Noting that purse seine vessels take over sixty percent of the world’s tuna catch;

Concerned that, despite the general consensus among scientists, RFMOs, and many governments that excess fishing capacity exists in most of the tuna purse-seine fisheries, the fishing capacity of these fleets continues to grow;

Recognizing the importance of the 2011 recommendation by the Third Joint Meeting of Tuna RFMOs that developed nations freeze large-scale purse seine capacity under their flag, and to consider capacity reductions and capacity transfers in ways that recognize the rights for increased participation by developing coastal states;

Recalling the 2010 Bellagio Framework for Sustainable Tuna Fisheries conclusion that, in a fully exploited fishery, coastal states’ rights to expand their participation in a tuna fishery must be accommodated by mechanisms for reducing the participation of others;

Determined to assist these international efforts to manage fishing capacity by the tropical tuna purse seine fleets;

The International Seafood Sustainability Foundation resolves to:

1. Adopt the conservation measure that processors, traders, importers, transporters and others involved in the seafood industry beginning January 1, 2013, refrain from transactions in skipjack, bigeye and yellowfin tuna caught by large scale[1] purse seine vessels that are not actively fishing for tuna December 31, 2012, except under the provisions in paragraph 4, below.

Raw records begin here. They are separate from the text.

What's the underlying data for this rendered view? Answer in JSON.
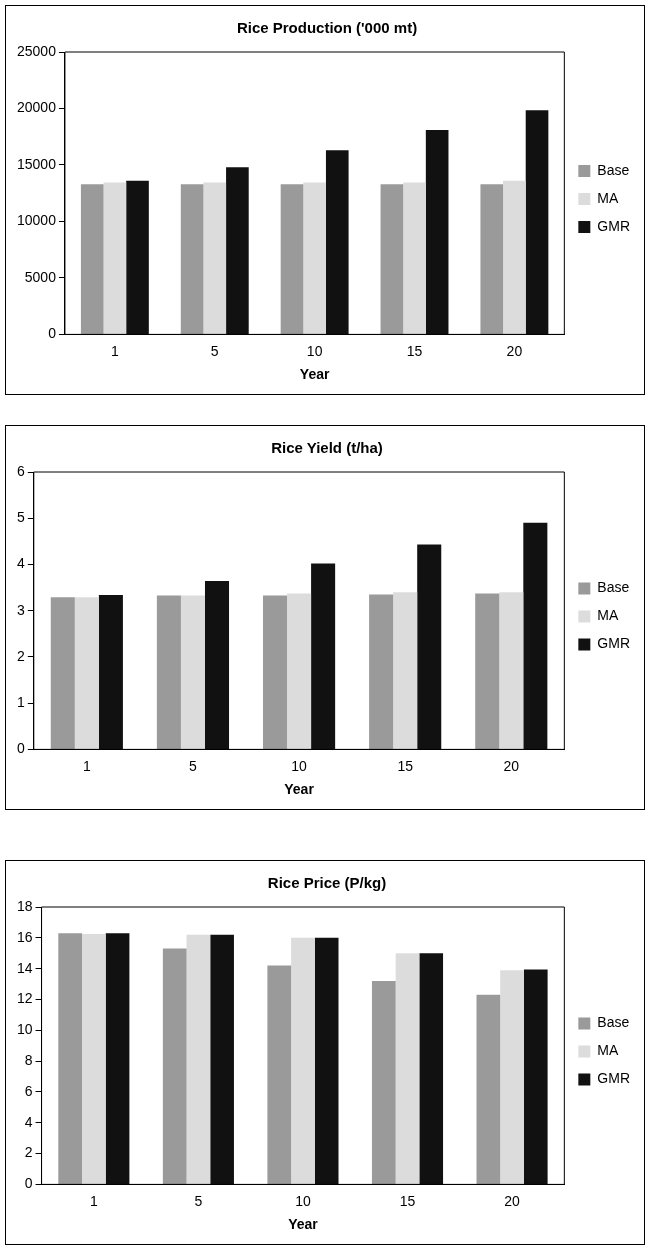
{
  "chart_data": [
    {
      "type": "bar",
      "title": "Rice Production ('000 mt)",
      "xlabel": "Year",
      "categories": [
        "1",
        "5",
        "10",
        "15",
        "20"
      ],
      "series": [
        {
          "name": "Base",
          "color": "#9a9a9a",
          "values": [
            13300,
            13300,
            13300,
            13300,
            13300
          ]
        },
        {
          "name": "MA",
          "color": "#dcdcdc",
          "values": [
            13450,
            13450,
            13450,
            13450,
            13600
          ]
        },
        {
          "name": "GMR",
          "color": "#111111",
          "values": [
            13600,
            14800,
            16300,
            18100,
            19850
          ]
        }
      ],
      "ylim": [
        0,
        25000
      ],
      "yticks": [
        0,
        5000,
        10000,
        15000,
        20000,
        25000
      ],
      "grid": false,
      "legend": "right"
    },
    {
      "type": "bar",
      "title": "Rice Yield (t/ha)",
      "xlabel": "Year",
      "categories": [
        "1",
        "5",
        "10",
        "15",
        "20"
      ],
      "series": [
        {
          "name": "Base",
          "color": "#9a9a9a",
          "values": [
            3.29,
            3.33,
            3.33,
            3.35,
            3.37
          ]
        },
        {
          "name": "MA",
          "color": "#dcdcdc",
          "values": [
            3.29,
            3.33,
            3.37,
            3.4,
            3.4
          ]
        },
        {
          "name": "GMR",
          "color": "#111111",
          "values": [
            3.34,
            3.64,
            4.02,
            4.43,
            4.9
          ]
        }
      ],
      "ylim": [
        0,
        6
      ],
      "yticks": [
        0,
        1,
        2,
        3,
        4,
        5,
        6
      ],
      "grid": false,
      "legend": "right"
    },
    {
      "type": "bar",
      "title": "Rice Price (P/kg)",
      "xlabel": "Year",
      "categories": [
        "1",
        "5",
        "10",
        "15",
        "20"
      ],
      "series": [
        {
          "name": "Base",
          "color": "#9a9a9a",
          "values": [
            16.3,
            15.3,
            14.2,
            13.2,
            12.3
          ]
        },
        {
          "name": "MA",
          "color": "#dcdcdc",
          "values": [
            16.25,
            16.2,
            16.0,
            15.0,
            13.9
          ]
        },
        {
          "name": "GMR",
          "color": "#111111",
          "values": [
            16.3,
            16.2,
            16.0,
            15.0,
            13.95
          ]
        }
      ],
      "ylim": [
        0,
        18
      ],
      "yticks": [
        0,
        2,
        4,
        6,
        8,
        10,
        12,
        14,
        16,
        18
      ],
      "grid": false,
      "legend": "right"
    }
  ]
}
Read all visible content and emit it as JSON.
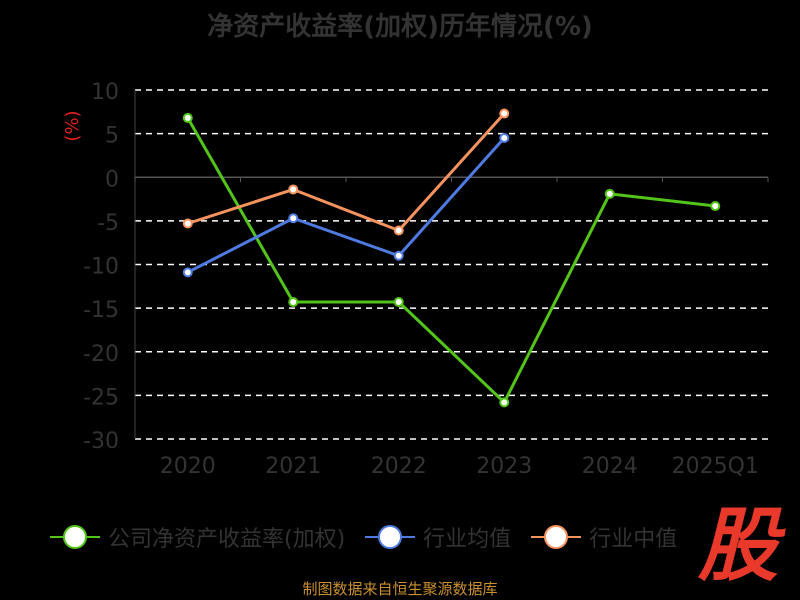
{
  "title": "净资产收益率(加权)历年情况(%)",
  "footer": "制图数据来自恒生聚源数据库",
  "logo_text": "股",
  "chart_data": {
    "type": "line",
    "title": "净资产收益率(加权)历年情况(%)",
    "ylabel": "(%)",
    "categories": [
      "2020",
      "2021",
      "2022",
      "2023",
      "2024",
      "2025Q1"
    ],
    "ylim": [
      -30,
      10
    ],
    "yticks": [
      10,
      5,
      0,
      -5,
      -10,
      -15,
      -20,
      -25,
      -30
    ],
    "grid": true,
    "legend_position": "bottom",
    "series": [
      {
        "name": "公司净资产收益率(加权)",
        "color": "#52c41a",
        "values": [
          6.8,
          -14.3,
          -14.3,
          -25.8,
          -1.9,
          -3.3
        ]
      },
      {
        "name": "行业均值",
        "color": "#4f7be0",
        "values": [
          -10.9,
          -4.7,
          -9.0,
          4.5,
          null,
          null
        ]
      },
      {
        "name": "行业中值",
        "color": "#f5935f",
        "values": [
          -5.3,
          -1.4,
          -6.1,
          7.3,
          null,
          null
        ]
      }
    ]
  }
}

2. For the purpose of supporting the above conservation measure, ISSF will establish a Record of large-scale purse seine vessels fishing for tropical tunas globally. The Record, to be made publicly available, will draw upon the information available in the tuna RFMO vessel registers, as well as information provided by the fishing industry. Click here to access the record

3. Only purse seine vessels with all of the information listed in Appendix 1 will be entered in the Record. Vessel information will be subject to verification by government agencies, RFMO secretariats, and other relevant agencies.

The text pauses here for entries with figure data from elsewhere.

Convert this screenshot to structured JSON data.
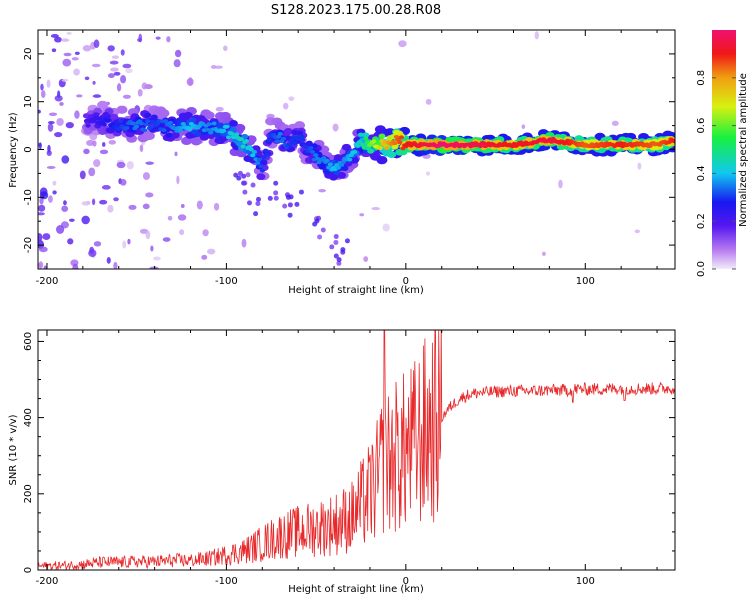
{
  "title": "S128.2023.175.00.28.R08",
  "chart_data": [
    {
      "type": "heatmap",
      "xlabel": "Height of straight line (km)",
      "ylabel": "Frequency (Hz)",
      "xlim": [
        -205,
        150
      ],
      "ylim": [
        -25,
        25
      ],
      "xticks": [
        -200,
        -100,
        0,
        100
      ],
      "yticks": [
        -20,
        -10,
        0,
        10,
        20
      ],
      "colorbar": {
        "label": "Normalized spectral amplitude",
        "range": [
          0,
          1
        ],
        "ticks": [
          0.0,
          0.2,
          0.4,
          0.6,
          0.8
        ],
        "tick_labels": [
          "0.0",
          "0.2",
          "0.4",
          "0.6",
          "0.8"
        ],
        "colors": [
          "#f2ecf8",
          "#7a1ff0",
          "#1010f0",
          "#10c0f0",
          "#10f040",
          "#d0f010",
          "#f0a010",
          "#f01010",
          "#f01070"
        ]
      },
      "ridge": {
        "description_values": "frequency centre (Hz) vs height (km) and normalized amplitude",
        "x": [
          -178,
          -170,
          -160,
          -150,
          -140,
          -130,
          -120,
          -110,
          -100,
          -92,
          -85,
          -80,
          -75,
          -70,
          -65,
          -60,
          -55,
          -50,
          -45,
          -40,
          -35,
          -30,
          -25,
          -20,
          -15,
          -10,
          -5,
          0,
          10,
          20,
          40,
          60,
          80,
          100,
          120,
          140,
          150
        ],
        "freq": [
          6,
          6,
          5,
          5,
          5.5,
          4.5,
          5,
          4.5,
          4,
          2,
          -1,
          -4,
          3,
          3,
          1,
          3,
          0,
          -1,
          -3,
          -4,
          -3,
          -1,
          2,
          1,
          1,
          1,
          2,
          1,
          1,
          1,
          1,
          1,
          2,
          1,
          1,
          1,
          2
        ],
        "amplitude": [
          0.2,
          0.25,
          0.3,
          0.35,
          0.3,
          0.35,
          0.4,
          0.35,
          0.4,
          0.45,
          0.4,
          0.3,
          0.3,
          0.35,
          0.3,
          0.3,
          0.3,
          0.35,
          0.35,
          0.4,
          0.35,
          0.4,
          0.45,
          0.6,
          0.7,
          0.8,
          0.85,
          0.9,
          0.95,
          1.0,
          0.95,
          0.9,
          0.95,
          0.85,
          0.9,
          0.85,
          0.9
        ]
      }
    },
    {
      "type": "line",
      "xlabel": "Height of straight line (km)",
      "ylabel": "SNR (10 * v/v)",
      "xlim": [
        -205,
        150
      ],
      "ylim": [
        0,
        630
      ],
      "xticks": [
        -200,
        -100,
        0,
        100
      ],
      "yticks": [
        0,
        200,
        400,
        600
      ],
      "series": [
        {
          "color": "#e8282a",
          "x": [
            -205,
            -190,
            -180,
            -170,
            -160,
            -150,
            -140,
            -130,
            -120,
            -110,
            -100,
            -90,
            -80,
            -70,
            -60,
            -50,
            -40,
            -35,
            -30,
            -25,
            -20,
            -15,
            -12,
            -10,
            -5,
            0,
            5,
            10,
            15,
            20,
            25,
            30,
            35,
            40,
            50,
            60,
            70,
            80,
            90,
            95,
            100,
            110,
            120,
            130,
            140,
            150
          ],
          "y": [
            10,
            12,
            15,
            20,
            20,
            22,
            22,
            25,
            25,
            30,
            40,
            50,
            70,
            90,
            100,
            110,
            120,
            130,
            140,
            170,
            200,
            240,
            300,
            280,
            300,
            310,
            330,
            360,
            380,
            400,
            430,
            450,
            460,
            465,
            468,
            470,
            470,
            472,
            472,
            475,
            475,
            475,
            477,
            476,
            476,
            478
          ]
        }
      ]
    }
  ]
}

4. ISSF will update its Record of large-scale purse seine vessels to accommodate the following circumstances:

a. The addition of a large-scale purse seine vessel that was actively fishing for tuna on or before December 31, 2012 but that was not included in the Record initially.

b.  The addition of a large-scale purse seine vessel that was under contract for construction on or before December 31, 2012 with construction completed by June 30, 2015.

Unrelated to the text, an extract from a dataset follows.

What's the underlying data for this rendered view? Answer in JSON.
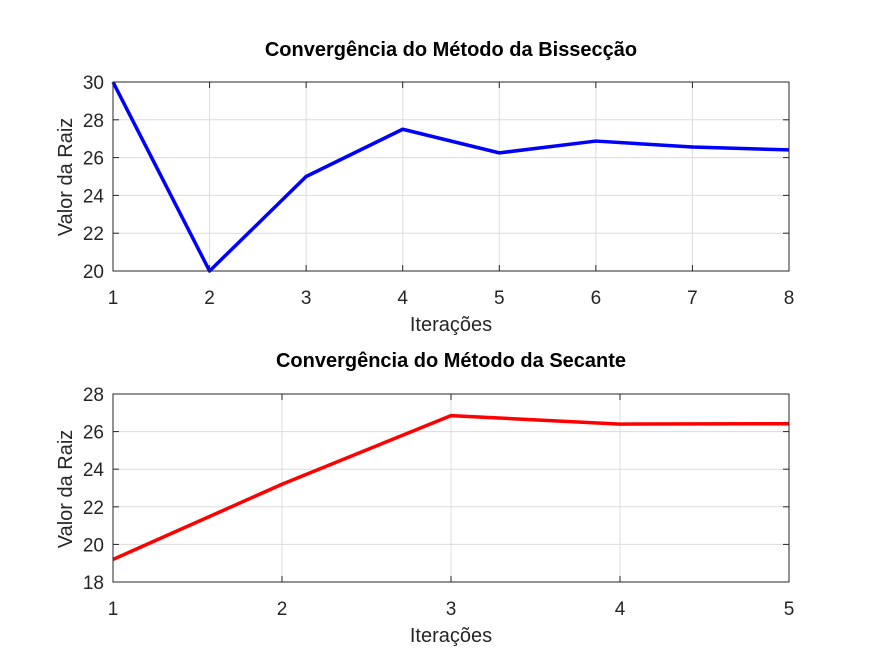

c. A change in the name, flag, or registration number of a vessel already on the Record.

d. The addition of a new large-scale purse seine vessel that is built as a replacement for a vessel already on the Record that has sunk, has been scrapped or otherwise permanently transferred out of the tropical tuna fishery. The addition of the new vessel will only be permitted if its fish hold volume is less than or equal to that of the older vessel. The request for the addition of a new vessel must either come from the owner of the older vessel, or from a new owner designated by the owner of the older vessel.

5. Vessels on the Record that are refurbished in such a way that their fish hold volume increases will be removed from the Record.

6. In order to resolve any disputes that may arise with the implementation of paragraphs 2 to 5 above, ISSF will set up an independent Dispute Settlement Advisory Body composed of experts in relevant legislation.

7. Considering that increased participation by coastal states in the large-scale purse seine tuna fisheries can be accommodated through commensurate reductions by the other participants, ISSF will continue to sponsor regional and global workshops on fleet capacity management, including mechanisms for capacity transfers.

Appendix 1. Information required for the ISSF Record of Large-Scale Purse Seine Vessels

1. Name

2. Flag

3. IMO number

4. RFMO vessel record number(s)

5. National Registration Number

6. Length overall (m)

7. Fish carrying capacity (metric tons)

8. Fish hold volume (m3)

9. Year and month built

10. Shipyard

11. If applicable: Previous name(s) and flag(s); date(s) changed.


[1] For the purpose of this resolution, large-scale purse seine vessels are those with at least 335 m3 fish hold volume. This corresponds approximately to 273 metric tons (301 short tons) of fish carrying capacity.